Titles Only Titles Only Newest First
  • PHP Metadata toolkit
    2006-03-25 07:29:06 Paul Freeman [Reply]

    XMP is a bit of a pain, and I'm afraid that the PHP Metadata toolkit has been broken by more recent releases.


    The PHP Metadata toolkit works well where the XMP was injected by Photoshop CS and previous versions. However in CS2 which uses more recent versions of the XMP toolkit, Adobe has decided on a completely different syntax for XMP. This breaks the PHP Metadata toolkit which makes assumptions (reasonable ones I have to say) about the RDF serialisation which is being used.


    I'm not an RDF expert, but it looks to me as though the new format strays further from the spirit of RDF. Its an odd looking serialisation with nearly every datum recorded as an attribute of the top level rdf tag.


    The PHP Metadata toolkit still has uses (it can still pull out JPEG thumbnails for example) but it is not being actively developed.


    I'm going to try a couple of PHP based RDF parsers on the new format and see if they can handle this serialisation, but I'm not too hopeful.


    Paul AT architek DOT co DOT uk

  • Search tools?
    2006-03-22 11:11:05 creative-zen [Reply]

    Has anyone seen any search tools for searching XMP?

  • Perl implementation
    2006-02-28 00:51:45 martijn@foodfight.org [Reply]

    The Perl module 'Image::Exiftool' handles XMP metadata on loads of formats, even videos, mp3s and other non-images.

    • Perl implementation
      2006-02-28 04:31:58 Bob DuCharme [Reply]

      Excellent! This is great news, and I look forward to playing with it.

  • PHP JPEG Metadata Toolkit
    2006-01-27 14:40:26 trefrog [Reply]

    I don't know how well this toolkit works, but I'm definitely going to try it out. It has functions for working with embedded Dublin Core metadata in JPEG files, which is exactly what I was looking for.


    http://www.ozhiker.com/electronics/pjmt/

  • No Tools on the horizon...
    2005-05-21 13:30:44 s.frank [Reply]

    The article is from somewhere last year, and I have searched the web quite desparately for the mentioned open-source tools for XMP (especially a java SDK to read, write and embed XMP data into different file-formats) - without any success. In the user-forum, everybody is looking for tools, but noone seems to have anything on their hands - even adobe only offers a c-based sdk (Which is a shame, as nearly all rdf-toolkits are java based.)


    I really wonder, if xmp is dead and\or limited to adobe, or if it still has chances to get off the ground...

    • No Tools on the horizon...
      2005-11-17 13:36:34 pdresslar [Reply]

      Any new updates on this? Not much going on with XMP as of now, at least according to Google. Pity, as it is atractive to a few large firms I know of.

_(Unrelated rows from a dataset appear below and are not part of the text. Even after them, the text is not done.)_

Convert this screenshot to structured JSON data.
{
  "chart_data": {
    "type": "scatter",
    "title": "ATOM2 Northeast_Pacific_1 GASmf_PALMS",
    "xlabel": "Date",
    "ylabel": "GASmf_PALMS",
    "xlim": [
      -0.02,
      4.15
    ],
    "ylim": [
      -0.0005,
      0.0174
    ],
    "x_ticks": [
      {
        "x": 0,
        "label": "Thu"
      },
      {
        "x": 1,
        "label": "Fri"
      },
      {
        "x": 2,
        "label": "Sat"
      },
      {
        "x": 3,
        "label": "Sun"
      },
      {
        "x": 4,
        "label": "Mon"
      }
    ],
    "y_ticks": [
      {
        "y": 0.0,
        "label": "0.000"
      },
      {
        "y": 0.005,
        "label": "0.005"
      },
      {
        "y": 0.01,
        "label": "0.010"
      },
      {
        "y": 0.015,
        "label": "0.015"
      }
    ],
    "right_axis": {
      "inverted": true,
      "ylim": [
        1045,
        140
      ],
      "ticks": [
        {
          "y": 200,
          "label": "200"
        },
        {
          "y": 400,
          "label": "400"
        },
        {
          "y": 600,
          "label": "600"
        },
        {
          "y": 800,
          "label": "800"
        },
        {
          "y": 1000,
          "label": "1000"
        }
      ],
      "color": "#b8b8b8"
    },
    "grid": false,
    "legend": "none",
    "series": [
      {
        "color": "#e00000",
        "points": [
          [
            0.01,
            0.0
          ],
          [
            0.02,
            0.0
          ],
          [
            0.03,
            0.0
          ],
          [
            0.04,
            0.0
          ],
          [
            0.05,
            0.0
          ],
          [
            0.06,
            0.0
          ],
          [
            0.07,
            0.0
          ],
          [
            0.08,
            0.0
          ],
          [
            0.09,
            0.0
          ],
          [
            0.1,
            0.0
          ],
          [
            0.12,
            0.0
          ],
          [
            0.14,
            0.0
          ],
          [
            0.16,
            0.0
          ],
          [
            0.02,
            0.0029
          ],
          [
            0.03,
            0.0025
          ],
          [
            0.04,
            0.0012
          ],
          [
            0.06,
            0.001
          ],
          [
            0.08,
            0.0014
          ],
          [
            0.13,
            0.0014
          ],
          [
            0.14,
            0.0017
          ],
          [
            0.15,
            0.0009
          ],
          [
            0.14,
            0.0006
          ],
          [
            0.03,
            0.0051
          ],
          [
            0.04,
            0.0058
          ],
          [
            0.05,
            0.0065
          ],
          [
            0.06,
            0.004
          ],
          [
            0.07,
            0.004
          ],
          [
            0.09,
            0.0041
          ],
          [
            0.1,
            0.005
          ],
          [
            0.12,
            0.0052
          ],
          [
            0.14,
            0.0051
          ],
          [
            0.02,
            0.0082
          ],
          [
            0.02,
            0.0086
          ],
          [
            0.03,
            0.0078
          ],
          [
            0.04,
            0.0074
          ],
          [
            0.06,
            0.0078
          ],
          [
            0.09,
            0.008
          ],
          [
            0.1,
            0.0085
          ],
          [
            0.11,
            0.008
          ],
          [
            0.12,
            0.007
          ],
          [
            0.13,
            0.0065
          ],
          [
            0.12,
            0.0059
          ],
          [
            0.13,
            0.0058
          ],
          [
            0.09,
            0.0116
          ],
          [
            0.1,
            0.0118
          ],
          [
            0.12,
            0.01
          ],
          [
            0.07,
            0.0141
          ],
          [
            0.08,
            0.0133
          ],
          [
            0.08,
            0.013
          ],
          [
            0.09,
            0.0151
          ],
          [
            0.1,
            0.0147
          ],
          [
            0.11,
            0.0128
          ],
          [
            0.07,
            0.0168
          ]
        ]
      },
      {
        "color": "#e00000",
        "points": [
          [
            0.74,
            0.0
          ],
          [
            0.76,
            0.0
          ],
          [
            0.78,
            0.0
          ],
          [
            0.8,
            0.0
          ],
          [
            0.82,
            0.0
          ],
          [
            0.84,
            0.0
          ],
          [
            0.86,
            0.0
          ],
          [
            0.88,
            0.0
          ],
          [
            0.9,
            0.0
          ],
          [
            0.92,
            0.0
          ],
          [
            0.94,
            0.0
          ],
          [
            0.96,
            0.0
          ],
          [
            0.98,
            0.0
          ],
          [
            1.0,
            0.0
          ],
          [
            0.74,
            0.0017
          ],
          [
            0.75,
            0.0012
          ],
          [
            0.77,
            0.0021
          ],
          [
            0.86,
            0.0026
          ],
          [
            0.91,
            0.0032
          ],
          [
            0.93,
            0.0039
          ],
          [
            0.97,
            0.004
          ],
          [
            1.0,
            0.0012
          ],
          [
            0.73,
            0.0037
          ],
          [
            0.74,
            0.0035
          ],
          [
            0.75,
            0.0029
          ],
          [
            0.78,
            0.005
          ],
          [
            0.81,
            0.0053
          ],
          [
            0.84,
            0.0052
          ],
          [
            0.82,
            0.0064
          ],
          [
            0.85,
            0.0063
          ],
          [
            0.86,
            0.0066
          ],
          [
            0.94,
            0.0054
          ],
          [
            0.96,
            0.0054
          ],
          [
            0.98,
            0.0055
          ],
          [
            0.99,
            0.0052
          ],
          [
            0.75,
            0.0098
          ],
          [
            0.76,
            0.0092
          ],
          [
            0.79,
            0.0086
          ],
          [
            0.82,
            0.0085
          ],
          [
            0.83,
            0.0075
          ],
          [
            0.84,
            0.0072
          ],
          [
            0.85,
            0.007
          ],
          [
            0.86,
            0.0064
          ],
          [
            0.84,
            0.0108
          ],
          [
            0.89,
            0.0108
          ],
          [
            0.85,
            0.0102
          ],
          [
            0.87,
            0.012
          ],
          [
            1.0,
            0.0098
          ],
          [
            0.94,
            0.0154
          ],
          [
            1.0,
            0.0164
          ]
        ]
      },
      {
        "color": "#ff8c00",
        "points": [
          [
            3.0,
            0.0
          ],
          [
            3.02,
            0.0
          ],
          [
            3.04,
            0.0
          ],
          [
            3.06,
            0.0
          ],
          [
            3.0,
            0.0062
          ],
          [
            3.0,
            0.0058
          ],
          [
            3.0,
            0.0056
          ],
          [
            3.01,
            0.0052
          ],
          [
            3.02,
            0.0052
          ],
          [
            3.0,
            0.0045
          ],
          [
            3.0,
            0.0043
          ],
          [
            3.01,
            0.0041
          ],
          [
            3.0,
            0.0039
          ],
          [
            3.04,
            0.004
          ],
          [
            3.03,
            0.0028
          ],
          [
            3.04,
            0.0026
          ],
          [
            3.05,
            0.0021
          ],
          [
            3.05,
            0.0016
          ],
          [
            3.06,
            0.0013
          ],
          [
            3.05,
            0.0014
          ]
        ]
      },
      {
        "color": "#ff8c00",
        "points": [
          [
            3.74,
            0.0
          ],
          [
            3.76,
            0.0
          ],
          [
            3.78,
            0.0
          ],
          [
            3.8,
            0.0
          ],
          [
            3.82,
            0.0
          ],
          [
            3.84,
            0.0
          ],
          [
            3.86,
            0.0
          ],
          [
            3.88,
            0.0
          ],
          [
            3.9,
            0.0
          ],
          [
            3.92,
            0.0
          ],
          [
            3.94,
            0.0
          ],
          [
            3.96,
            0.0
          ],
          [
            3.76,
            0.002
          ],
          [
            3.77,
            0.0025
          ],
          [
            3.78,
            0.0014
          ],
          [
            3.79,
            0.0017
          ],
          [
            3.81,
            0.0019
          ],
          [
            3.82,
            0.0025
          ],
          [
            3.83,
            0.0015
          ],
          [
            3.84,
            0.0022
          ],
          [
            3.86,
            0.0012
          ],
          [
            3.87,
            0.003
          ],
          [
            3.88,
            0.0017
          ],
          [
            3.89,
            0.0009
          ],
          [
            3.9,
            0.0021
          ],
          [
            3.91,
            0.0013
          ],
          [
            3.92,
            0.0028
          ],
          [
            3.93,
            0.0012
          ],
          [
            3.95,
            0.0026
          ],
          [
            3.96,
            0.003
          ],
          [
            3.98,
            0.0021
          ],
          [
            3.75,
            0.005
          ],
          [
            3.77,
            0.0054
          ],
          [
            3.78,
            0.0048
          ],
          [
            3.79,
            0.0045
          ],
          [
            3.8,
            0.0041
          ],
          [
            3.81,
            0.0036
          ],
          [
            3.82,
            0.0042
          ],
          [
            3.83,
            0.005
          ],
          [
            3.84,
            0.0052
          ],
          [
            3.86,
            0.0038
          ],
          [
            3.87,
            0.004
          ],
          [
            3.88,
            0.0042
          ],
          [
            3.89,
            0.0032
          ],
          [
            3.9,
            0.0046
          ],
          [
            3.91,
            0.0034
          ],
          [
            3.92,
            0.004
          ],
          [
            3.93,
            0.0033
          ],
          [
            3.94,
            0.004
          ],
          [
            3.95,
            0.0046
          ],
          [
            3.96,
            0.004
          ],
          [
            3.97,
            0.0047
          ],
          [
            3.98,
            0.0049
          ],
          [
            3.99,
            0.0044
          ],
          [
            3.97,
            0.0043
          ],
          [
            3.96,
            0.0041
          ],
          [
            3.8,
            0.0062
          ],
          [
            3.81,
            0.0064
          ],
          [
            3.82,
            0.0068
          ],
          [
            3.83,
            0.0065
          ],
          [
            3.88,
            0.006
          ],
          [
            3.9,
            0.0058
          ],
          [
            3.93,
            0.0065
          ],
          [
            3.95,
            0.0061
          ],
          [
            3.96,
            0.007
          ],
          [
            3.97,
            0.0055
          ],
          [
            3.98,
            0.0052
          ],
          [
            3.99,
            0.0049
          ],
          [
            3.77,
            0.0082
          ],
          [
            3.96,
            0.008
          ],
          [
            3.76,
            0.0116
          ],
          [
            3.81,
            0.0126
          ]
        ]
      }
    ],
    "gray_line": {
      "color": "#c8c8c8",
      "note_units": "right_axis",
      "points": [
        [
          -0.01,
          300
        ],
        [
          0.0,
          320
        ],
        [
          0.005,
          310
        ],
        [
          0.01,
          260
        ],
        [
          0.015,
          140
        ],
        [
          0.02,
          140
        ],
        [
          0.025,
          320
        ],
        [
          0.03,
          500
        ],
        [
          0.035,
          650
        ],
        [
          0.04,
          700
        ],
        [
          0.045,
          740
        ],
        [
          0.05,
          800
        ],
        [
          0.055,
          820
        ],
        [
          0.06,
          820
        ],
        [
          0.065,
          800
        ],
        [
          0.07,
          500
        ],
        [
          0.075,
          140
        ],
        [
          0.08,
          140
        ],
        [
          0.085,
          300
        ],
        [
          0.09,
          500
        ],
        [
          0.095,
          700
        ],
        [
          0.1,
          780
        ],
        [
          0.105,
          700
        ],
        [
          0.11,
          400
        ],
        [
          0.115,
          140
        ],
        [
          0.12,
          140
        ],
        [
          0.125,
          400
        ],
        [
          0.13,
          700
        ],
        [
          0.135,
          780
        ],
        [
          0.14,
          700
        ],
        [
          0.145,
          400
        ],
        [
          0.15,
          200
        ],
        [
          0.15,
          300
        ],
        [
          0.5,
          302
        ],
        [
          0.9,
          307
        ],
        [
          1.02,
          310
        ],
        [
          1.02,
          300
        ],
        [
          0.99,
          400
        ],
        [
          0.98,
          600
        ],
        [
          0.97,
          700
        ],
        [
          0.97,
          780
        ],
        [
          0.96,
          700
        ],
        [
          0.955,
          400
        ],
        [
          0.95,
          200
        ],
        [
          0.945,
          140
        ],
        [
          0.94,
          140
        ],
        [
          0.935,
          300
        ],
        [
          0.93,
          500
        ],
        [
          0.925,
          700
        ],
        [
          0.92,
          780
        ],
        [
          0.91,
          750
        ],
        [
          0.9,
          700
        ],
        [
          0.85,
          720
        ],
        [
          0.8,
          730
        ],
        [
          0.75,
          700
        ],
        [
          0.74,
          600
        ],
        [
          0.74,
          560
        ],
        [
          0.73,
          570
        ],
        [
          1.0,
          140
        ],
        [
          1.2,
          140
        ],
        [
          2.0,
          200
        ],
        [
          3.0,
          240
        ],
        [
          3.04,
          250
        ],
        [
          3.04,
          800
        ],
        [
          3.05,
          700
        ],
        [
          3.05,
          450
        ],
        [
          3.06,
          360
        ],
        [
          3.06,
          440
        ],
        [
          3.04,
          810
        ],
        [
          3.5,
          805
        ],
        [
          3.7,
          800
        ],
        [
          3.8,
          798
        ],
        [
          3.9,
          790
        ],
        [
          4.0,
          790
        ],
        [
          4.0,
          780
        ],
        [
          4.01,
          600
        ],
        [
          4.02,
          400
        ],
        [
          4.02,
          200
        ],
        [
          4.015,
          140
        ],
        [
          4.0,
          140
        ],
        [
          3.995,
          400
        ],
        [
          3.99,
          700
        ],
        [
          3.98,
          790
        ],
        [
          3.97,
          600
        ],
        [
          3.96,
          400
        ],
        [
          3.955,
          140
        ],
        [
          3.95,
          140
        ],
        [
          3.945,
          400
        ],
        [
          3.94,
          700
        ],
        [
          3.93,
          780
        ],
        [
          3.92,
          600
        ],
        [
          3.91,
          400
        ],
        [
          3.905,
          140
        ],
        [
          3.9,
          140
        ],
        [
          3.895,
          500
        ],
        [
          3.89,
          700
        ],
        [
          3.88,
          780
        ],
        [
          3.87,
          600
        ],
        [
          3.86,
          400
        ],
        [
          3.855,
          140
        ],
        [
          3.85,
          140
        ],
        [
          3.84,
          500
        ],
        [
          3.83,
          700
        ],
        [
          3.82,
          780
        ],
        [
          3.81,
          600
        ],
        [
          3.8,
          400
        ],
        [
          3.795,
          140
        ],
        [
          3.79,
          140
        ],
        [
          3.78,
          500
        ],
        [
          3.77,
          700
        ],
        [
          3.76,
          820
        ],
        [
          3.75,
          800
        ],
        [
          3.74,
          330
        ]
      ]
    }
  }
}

    • No Tools on the horizon...
      2005-08-17 09:01:54 Alex55 [Reply]

      Brightech's MediaBeacon R3volution is a great digital asset manager that is Java based.


      It has taken full advantage of XMP making it easier to add and work with metadata.

    • No Tools on the horizon...
      2005-05-21 15:31:30 Bob DuCharme [Reply]

      Yeah, Adobe doesn't seem to understand that they need to provide at least some Java tools or a Python wrapper to their C tools before any kind of grass roots popularity of XMP gets moving. I've heard that some people in Adobe do get this, but that they're losing the internal battles over the best way to promote XMP. It's too bad.

  • exploring XMP on publicly acessible JPEG's
    2004-11-20 07:28:56 THXmil138 [Reply]

    "an increased use of XMP in PDF, JPEG, and other formats will eventually mean more files with RDF-based metadata sitting on publicly accessible web servers,"


    Is there at the moment any tool that allows you to view embedded xmp on JPEG on a common web-browser?
    Or any form of reading that by only pulling the headers of the file from a normal http server?

  • author (mis)behavior...
    2004-09-28 09:05:13 Eric Johnson [Reply]

    Of course, we can't get most webpage authors to populate a TITLE tag (much less META tags), but this still sounds like a step forward -- especially if you can set default values (like author name, last edited, etc).


    As I think the author alluded to, this will probably be most useful for content generated by professionals where workflow rules enforce metadata application.


    Again, it's still a win. Just a small one for now.